- Leader: Alexander Bustamante
- Parliamentary leader: Ashford Sastri Sinanan
- Founder: Alexander Bustamante
- Founded: May 1957
- Dissolved: May 31, 1962
- Succeeded by: Caribbean Democrat Union (de facto)
- Ideology: Anti-communism Anti-socialism Conservatism Labourism Confederalism
- Political position: Centre to centre-right

= West Indies Democratic Labour Party =

The West Indies Democratic Labour Party (DLP), sometimes known simply as the Democrats, was one of two Federal parties in the short-lived West Indies Federation, the other being the West Indies Federal Labour Party (WIFLP). The party was organised by Sir Alexander Bustamante to counter the WIFLP led by his cousin Norman Manley. In the 1958 West Indies federal elections, the party lost, winning 19 of the 45 seats in the Federal Parliament of the West Indies Federation.

== History ==
It was founded in May 1957 and was originally composed of parties from Jamaica, Trinidad and Tobago, St. Lucia a number of individuals (since unlike the WIFLP, the DLP admitted both parties and individuals). Bustamante was unanimously elected as leader of the party, while Ashford Sinanan (Trinidad), Victor Bryan (Trinidad) and Ebenezer Joshua (St. Vincent) were chosen as first, second and third deputy leaders, respectively. Other members of the executive included Donald Sangster, Mrs. Rose Leon, Morris Cargill (all from Jamaica) and Bhadase Sagan Maraj (Trinidad).

== Membership ==
The party was a confederation of local parties from each of the constituent territories. Generally speaking its constituent parties were the more rural based parties. Individuals (whether or not affiliated with a specific party) could be admitted. This led to the situation wherein Bhadase Sagan Maraj as leader of the People's Democratic Party of Trinidad was admitted as a member, but the party apparently was not. Other individuals admitted included Ashford Sinanan (also of the People's Democratic Party of Trinidad), Albert Gomes and Roy Josephs.

=== Affiliated parties (incomplete) ===

| Island | DLP Member |  |
| Name | abbr. |
| Antigua and Barbuda |  |  |
| Barbados | Democratic Labour Party | DLP |
| Dominica |  |  |
| Grenada |  |  |
| Jamaica Cayman Islands; Turks and Caicos Islands; | Jamaica Labour Party | JLP |
| Montserrat |  |  |
| Saint Christopher-Nevis-Anguilla |  |  |
| Saint Lucia | People's Progressive Party | PPP |
| Saint Vincent and the Grenadines | People's Political Party | PPP |
| Trinidad and Tobago | Democratic Labour Party | DLP |

== 1958 West Indies federal elections ==
In the Federal elections of 1958 the WIFLP won the majority of the votes in the Federal Parliament.
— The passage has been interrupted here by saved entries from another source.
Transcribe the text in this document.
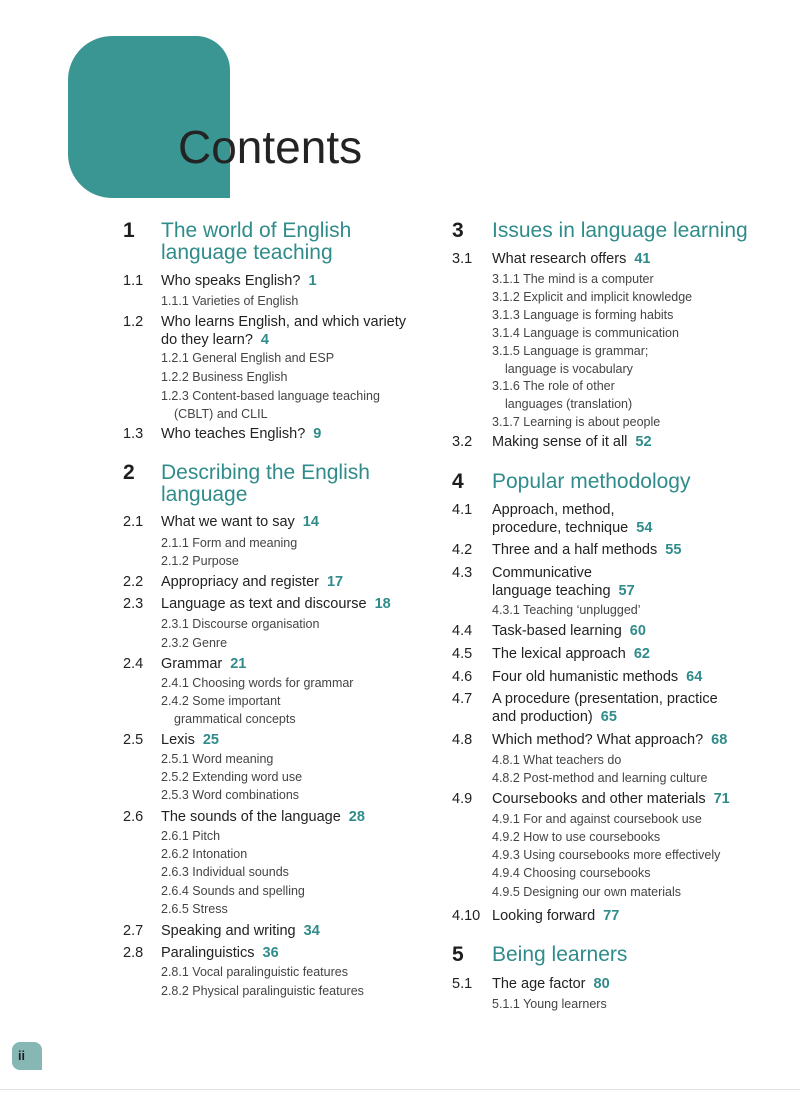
Contents
1 The world of English
language teaching
1.1 Who speaks English? 1
1.1.1 Varieties of English
1.2 Who learns English, and which variety
do they learn? 4
1.2.1 General English and ESP
1.2.2 Business English
1.2.3 Content-based language teaching
(CBLT) and CLIL
1.3 Who teaches English? 9
2 Describing the English
language
2.1 What we want to say 14
2.1.1 Form and meaning
2.1.2 Purpose
2.2 Appropriacy and register 17
2.3 Language as text and discourse 18
2.3.1 Discourse organisation
2.3.2 Genre
2.4 Grammar 21
2.4.1 Choosing words for grammar
2.4.2 Some important
grammatical concepts
2.5 Lexis 25
2.5.1 Word meaning
2.5.2 Extending word use
2.5.3 Word combinations
2.6 The sounds of the language 28
2.6.1 Pitch
2.6.2 Intonation
2.6.3 Individual sounds
2.6.4 Sounds and spelling
2.6.5 Stress
2.7 Speaking and writing 34
2.8 Paralinguistics 36
2.8.1 Vocal paralinguistic features
2.8.2 Physical paralinguistic features
3 Issues in language learning
3.1 What research offers 41
3.1.1 The mind is a computer
3.1.2 Explicit and implicit knowledge
3.1.3 Language is forming habits
3.1.4 Language is communication
3.1.5 Language is grammar;
language is vocabulary
3.1.6 The role of other
languages (translation)
3.1.7 Learning is about people
3.2 Making sense of it all 52
4 Popular methodology
4.1 Approach, method,
procedure, technique 54
4.2 Three and a half methods 55
4.3 Communicative
language teaching 57
4.3.1 Teaching ‘unplugged’
4.4 Task-based learning 60
4.5 The lexical approach 62
4.6 Four old humanistic methods 64
4.7 A procedure (presentation, practice
and production) 65
4.8 Which method? What approach? 68
4.8.1 What teachers do
4.8.2 Post-method and learning culture
4.9 Coursebooks and other materials 71
4.9.1 For and against coursebook use
4.9.2 How to use coursebooks
4.9.3 Using coursebooks more effectively
4.9.4 Choosing coursebooks
4.9.5 Designing our own materials
4.10 Looking forward 77
5 Being learners
5.1 The age factor 80
5.1.1 Young learners
ii
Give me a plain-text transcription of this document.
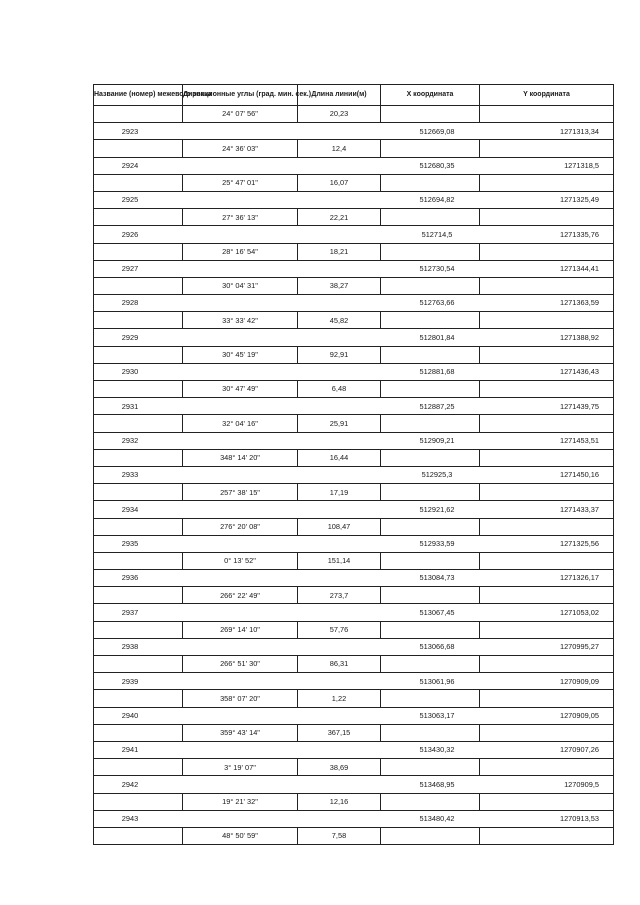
Название (номер) межевого знака	Дирекционные углы (град. мин. сек.)	Длина линии(м)	X координата	Y координата
	24° 07' 56"	20,23		
2923			512669,08	1271313,34
	24° 36' 03"	12,4		
2924			512680,35	1271318,5
	25° 47' 01"	16,07		
2925			512694,82	1271325,49
	27° 36' 13"	22,21		
2926			512714,5	1271335,76
	28° 16' 54"	18,21		
2927			512730,54	1271344,41
	30° 04' 31"	38,27		
2928			512763,66	1271363,59
	33° 33' 42"	45,82		
2929			512801,84	1271388,92
	30° 45' 19"	92,91		
2930			512881,68	1271436,43
	30° 47' 49"	6,48		
2931			512887,25	1271439,75
	32° 04' 16"	25,91		
2932			512909,21	1271453,51
	348° 14' 20"	16,44		
2933			512925,3	1271450,16
	257° 38' 15"	17,19		
2934			512921,62	1271433,37
	276° 20' 08"	108,47		
2935			512933,59	1271325,56
	0° 13' 52"	151,14		
2936			513084,73	1271326,17
	266° 22' 49"	273,7		
2937			513067,45	1271053,02
	269° 14' 10"	57,76		
2938			513066,68	1270995,27
	266° 51' 30"	86,31		
2939			513061,96	1270909,09
	358° 07' 20"	1,22		
2940			513063,17	1270909,05
	359° 43' 14"	367,15		
2941			513430,32	1270907,26
	3° 19' 07"	38,69		
2942			513468,95	1270909,5
	19° 21' 32"	12,16		
2943			513480,42	1270913,53
	48° 50' 59"	7,58		
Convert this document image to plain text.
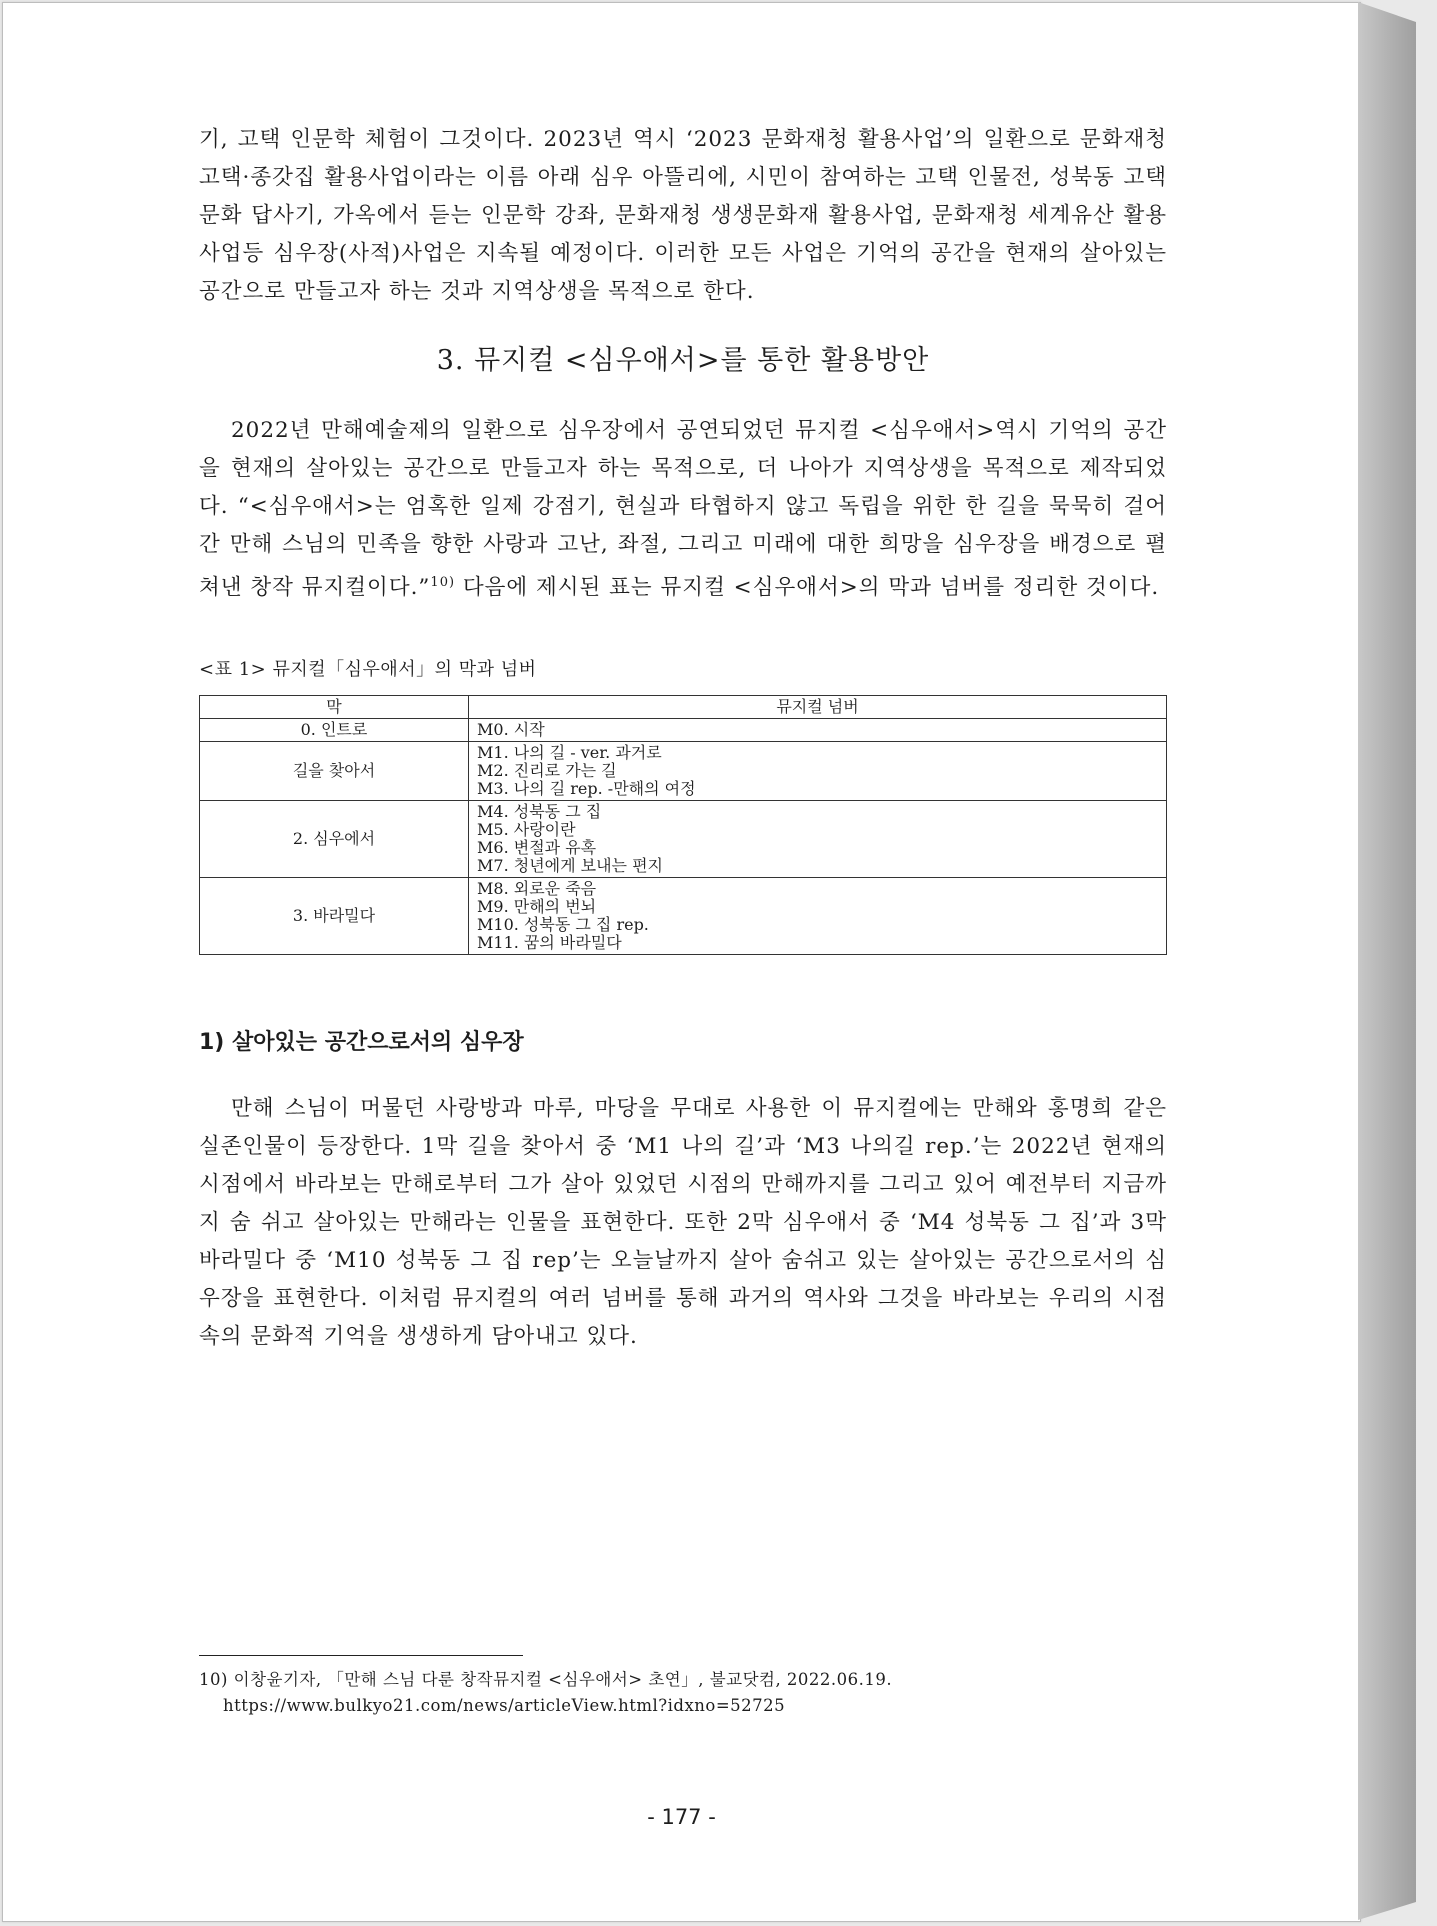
기, 고택 인문학 체험이 그것이다. 2023년 역시 ‘2023 문화재청 활용사업’의 일환으로 문화재청 고택·종갓집 활용사업이라는 이름 아래 심우 아뜰리에, 시민이 참여하는 고택 인물전, 성북동 고택 문화 답사기, 가옥에서 듣는 인문학 강좌, 문화재청 생생문화재 활용사업, 문화재청 세계유산 활용사업등 심우장(사적)사업은 지속될 예정이다. 이러한 모든 사업은 기억의 공간을 현재의 살아있는 공간으로 만들고자 하는 것과 지역상생을 목적으로 한다.

3. 뮤지컬 <심우애서>를 통한 활용방안

2022년 만해예술제의 일환으로 심우장에서 공연되었던 뮤지컬 <심우애서>역시 기억의 공간을 현재의 살아있는 공간으로 만들고자 하는 목적으로, 더 나아가 지역상생을 목적으로 제작되었다. “<심우애서>는 엄혹한 일제 강점기, 현실과 타협하지 않고 독립을 위한 한 길을 묵묵히 걸어간 만해 스님의 민족을 향한 사랑과 고난, 좌절, 그리고 미래에 대한 희망을 심우장을 배경으로 펼쳐낸 창작 뮤지컬이다.”$^{10)}$ 다음에 제시된 표는 뮤지컬 <심우애서>의 막과 넘버를 정리한 것이다.

<표 1> 뮤지컬「심우애서」의 막과 넘버
막	뮤지컬 넘버
0. 인트로	M0. 시작

길을 찾아서	M1. 나의 길 - ver. 과거로
M2. 진리로 가는 길
M3. 나의 길 rep. -만해의 여정

2. 심우에서	M4. 성북동 그 집
M5. 사랑이란
M6. 변절과 유혹
M7. 청년에게 보내는 편지

3. 바라밀다	M8. 외로운 죽음
M9. 만해의 번뇌
M10. 성북동 그 집 rep.
M11. 꿈의 바라밀다
1) 살아있는 공간으로서의 심우장

만해 스님이 머물던 사랑방과 마루, 마당을 무대로 사용한 이 뮤지컬에는 만해와 홍명희 같은 실존인물이 등장한다. 1막 길을 찾아서 중 ‘M1 나의 길’과 ‘M3 나의길 rep.’는 2022년 현재의 시점에서 바라보는 만해로부터 그가 살아 있었던 시점의 만해까지를 그리고 있어 예전부터 지금까지 숨 쉬고 살아있는 만해라는 인물을 표현한다. 또한 2막 심우애서 중 ‘M4 성북동 그 집’과 3막 바라밀다 중 ‘M10 성북동 그 집 rep’는 오늘날까지 살아 숨쉬고 있는 살아있는 공간으로서의 심우장을 표현한다. 이처럼 뮤지컬의 여러 넘버를 통해 과거의 역사와 그것을 바라보는 우리의 시점 속의 문화적 기억을 생생하게 담아내고 있다.

10) 이창윤기자, 「만해 스님 다룬 창작뮤지컬 <심우애서> 초연」, 불교닷컴, 2022.06.19.
https://www.bulkyo21.com/news/articleView.html?idxno=52725
- 177 -
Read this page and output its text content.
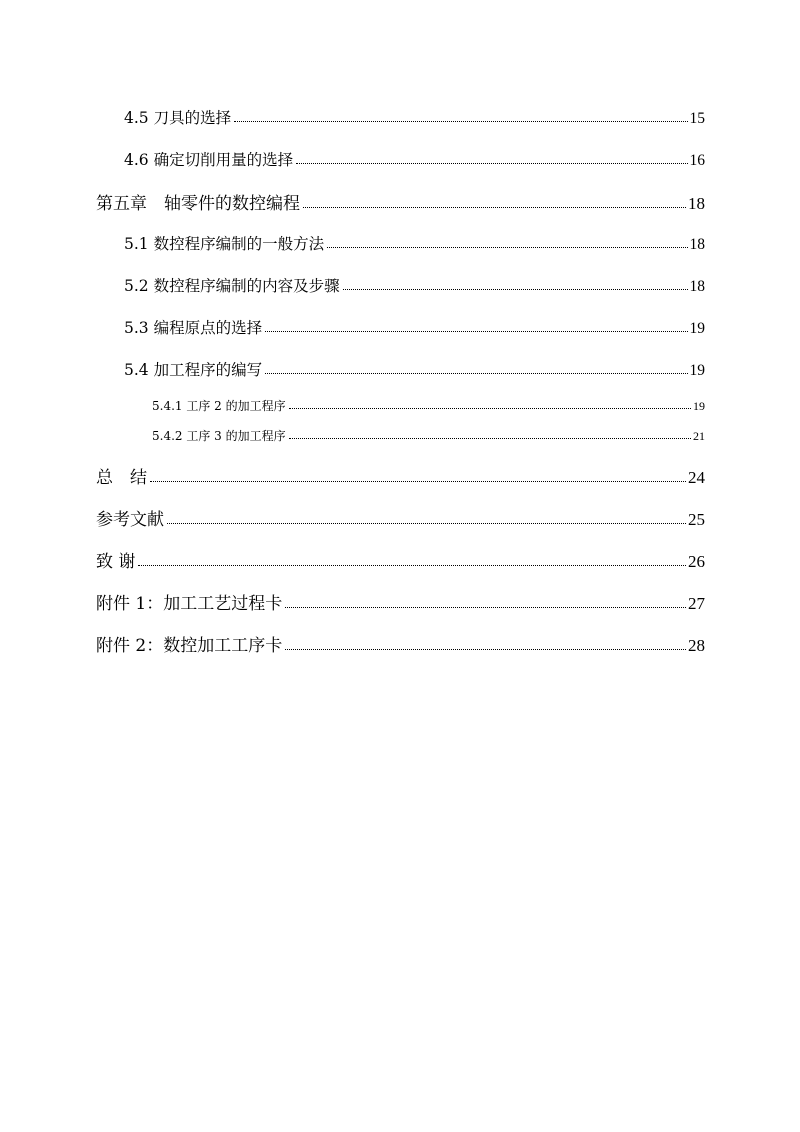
4.5 刀具的选择	15
4.6 确定切削用量的选择	16
第五章　轴零件的数控编程	18
5.1 数控程序编制的一般方法	18
5.2 数控程序编制的内容及步骤	18
5.3 编程原点的选择	19
5.4 加工程序的编写	19
5.4.1 工序 2 的加工程序	19
5.4.2 工序 3 的加工程序	21
总　结	24
参考文献	25
致 谢	26
附件 1：加工工艺过程卡	27
附件 2：数控加工工序卡	28
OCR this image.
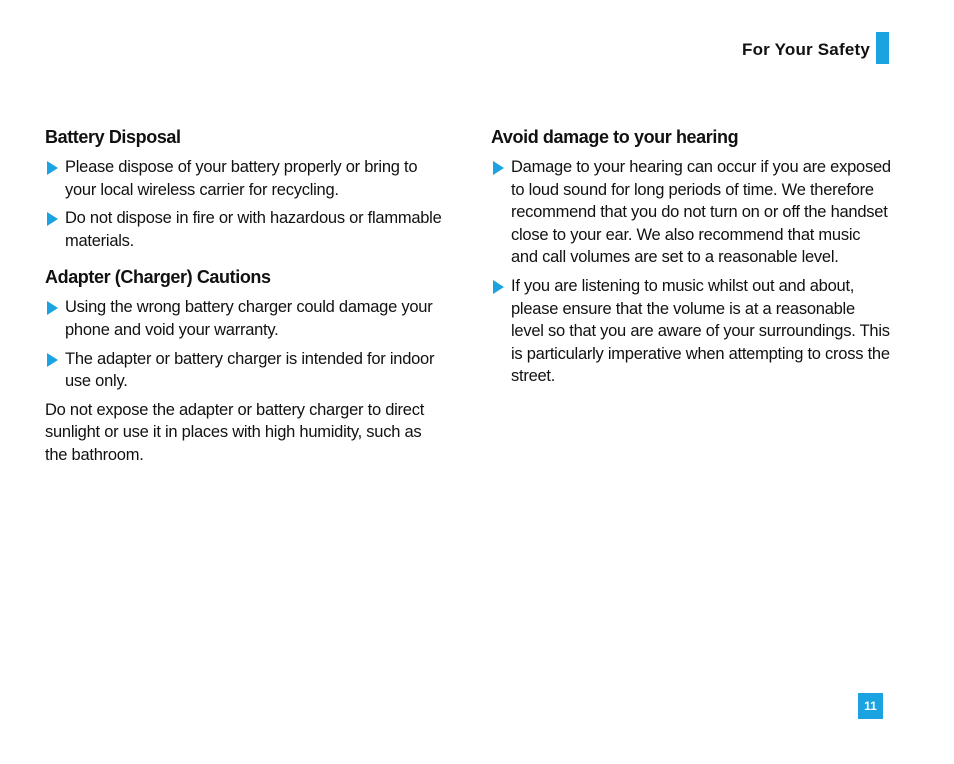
For Your Safety
Battery Disposal
Please dispose of your battery properly or bring to your local wireless carrier for recycling.
Do not dispose in fire or with hazardous or flammable materials.
Adapter (Charger) Cautions
Using the wrong battery charger could damage your phone and void your warranty.
The adapter or battery charger is intended for indoor use only.

Do not expose the adapter or battery charger to direct sunlight or use it in places with high humidity, such as the bathroom.

Avoid damage to your hearing
Damage to your hearing can occur if you are exposed to loud sound for long periods of time. We therefore recommend that you do not turn on or off the handset close to your ear. We also recommend that music and call volumes are set to a reasonable level.
If you are listening to music whilst out and about, please ensure that the volume is at a reasonable level so that you are aware of your surroundings. This is particularly imperative when attempting to cross the street.
11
Since neither Manley nor Bustamante had contested the Federal elections, Sir Grantley Adams became the Federal Prime Minister, while Ashford Sinanan was the (DLP) Leader of the Opposition.

=== Manifesto ===
The DLP's election platform emphasized West Indian unity, freedom of worship and speech, encouragement of trade unions, a climate favourable to both private industry and labour, development of human and economic resources, and expansion of tourism. It pledged to work for the entry of British Guiana and British Honduras into the Federation, promised to press for loans and technical assistance to raise standards of living and avoid high taxation and urged a strengthening of existing ties with the United Kingdom, United States and Canada and fostering "very strong and profitable relationships" with neighbouring countries.

== Dissolution ==
Under criticism for his anti-Federalism, Bustamante resigned from the DLP. He then held a referendum in Jamaica which favoured withdrawal from the Federation. This left Trinidad and Tobago with a disproportionate burden of the Federal budget, leading Eric Williams to lead them out of the Federation. This action led the British to dissolve the Federation.